I've found instances of compiled class files in what looks like a triple-whammie:
Sun JDK (file rt.jar);
JBoss libraries ($JBOSS_HOME/lib/endorsed/stax-api.jar); and
Axis2-deployed libraries ($JBOSS_HOME/server/deploy/MyProject.ear/MyProject.war/WEB-INF/lib/axis2-saaj-api-1.4.jar and woden-impl-dom-1.0M8.jar).

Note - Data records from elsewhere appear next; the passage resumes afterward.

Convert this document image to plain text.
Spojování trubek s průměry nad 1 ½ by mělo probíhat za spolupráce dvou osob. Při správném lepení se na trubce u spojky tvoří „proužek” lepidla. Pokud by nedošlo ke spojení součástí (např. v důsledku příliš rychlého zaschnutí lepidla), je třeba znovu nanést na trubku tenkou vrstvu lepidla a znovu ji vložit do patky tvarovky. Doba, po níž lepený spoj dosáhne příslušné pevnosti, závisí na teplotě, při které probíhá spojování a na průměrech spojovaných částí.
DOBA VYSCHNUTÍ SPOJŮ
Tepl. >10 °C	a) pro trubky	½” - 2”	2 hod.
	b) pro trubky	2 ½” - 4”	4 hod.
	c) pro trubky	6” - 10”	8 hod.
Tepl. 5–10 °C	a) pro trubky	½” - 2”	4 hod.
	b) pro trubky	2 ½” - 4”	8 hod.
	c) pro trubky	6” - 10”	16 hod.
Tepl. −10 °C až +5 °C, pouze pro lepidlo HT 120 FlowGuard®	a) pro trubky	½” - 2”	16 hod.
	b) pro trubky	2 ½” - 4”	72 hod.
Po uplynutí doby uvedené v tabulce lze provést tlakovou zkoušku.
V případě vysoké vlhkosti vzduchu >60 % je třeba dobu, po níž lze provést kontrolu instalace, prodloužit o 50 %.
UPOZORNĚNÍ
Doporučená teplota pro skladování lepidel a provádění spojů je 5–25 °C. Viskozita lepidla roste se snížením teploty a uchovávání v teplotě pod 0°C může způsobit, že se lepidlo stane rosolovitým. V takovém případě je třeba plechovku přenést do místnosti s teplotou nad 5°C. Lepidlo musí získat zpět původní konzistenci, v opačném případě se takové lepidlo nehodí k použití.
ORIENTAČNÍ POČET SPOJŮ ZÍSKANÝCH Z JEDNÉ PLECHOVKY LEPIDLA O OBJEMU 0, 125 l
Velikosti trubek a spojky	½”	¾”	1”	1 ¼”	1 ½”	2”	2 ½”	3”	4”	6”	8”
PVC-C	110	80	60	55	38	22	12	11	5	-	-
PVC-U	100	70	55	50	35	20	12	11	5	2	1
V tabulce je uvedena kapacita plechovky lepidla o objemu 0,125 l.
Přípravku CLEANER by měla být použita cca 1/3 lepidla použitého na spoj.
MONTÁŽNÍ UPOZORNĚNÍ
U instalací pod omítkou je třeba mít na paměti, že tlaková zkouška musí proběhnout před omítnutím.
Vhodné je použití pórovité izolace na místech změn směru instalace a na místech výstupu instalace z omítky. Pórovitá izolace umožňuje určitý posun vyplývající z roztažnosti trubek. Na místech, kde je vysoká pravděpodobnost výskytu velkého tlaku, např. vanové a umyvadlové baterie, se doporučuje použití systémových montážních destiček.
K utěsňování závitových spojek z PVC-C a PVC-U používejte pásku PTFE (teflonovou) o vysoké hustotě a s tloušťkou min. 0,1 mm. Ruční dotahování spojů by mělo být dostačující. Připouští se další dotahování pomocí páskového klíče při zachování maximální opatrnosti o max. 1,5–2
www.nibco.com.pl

How exactly am I supposed to configure JBoss to tell it which classes it's OK to load from "other" libraries from? Specifically, the jaxax.xml.namespace.QName is is causing the grief.
Thank you in advance.
JBoss will throw a LinkageError when the application's classpath contains classes which JBoss considers "protected", i.e. it does not permit the application to contain its own copies of certain key APIs.
In this case, it looks like your appcontains its own copies of the javax.xml.xpath API, and possibly some others as well, as you mentioned.
You need to remove anything from your EAR/WAR's lib directories that clashes with JBoss's own libraries (e.g. axis2-saaj-api-1.4.jar).
It seems that the problem was solved by removing the javax.xml.namespace.* package and respective classes from the deployed Axis2 JAR files. Namely, using Axis2 1.4.1 (instead of 1.4), I repackaged these JAR files:
axis2-saaj-api-1.4.1.jar, by removing javax.xml.namespace
woden-impl-dom-1.0M8.jar, by removing javax
Also, Eclipse is extremely picky at the project configuration. So far, I've found that the Project Facet for the Dynamic Web Project has to be created with a Dynamic Web Module of version 2.4 (and not 2.5 as it suggests by default), but with a Java version 6 (same as the branch of the used JDK). I don't know why this happens, I suppose the Dynamic Web Module version 2.4 tying up by default with Java 1.4 in Eclipse is where all the confusion comes from. Some googling led me to believe that package javax.xml didn't become incorporated into the JDK until Java 5 or Java 6 -- hence the possible mixup! However, I'm not knowledgeable enough to investigate if the problem comes from how Eclipse packages the archive files for deployment so this is just a suspicion I have so far.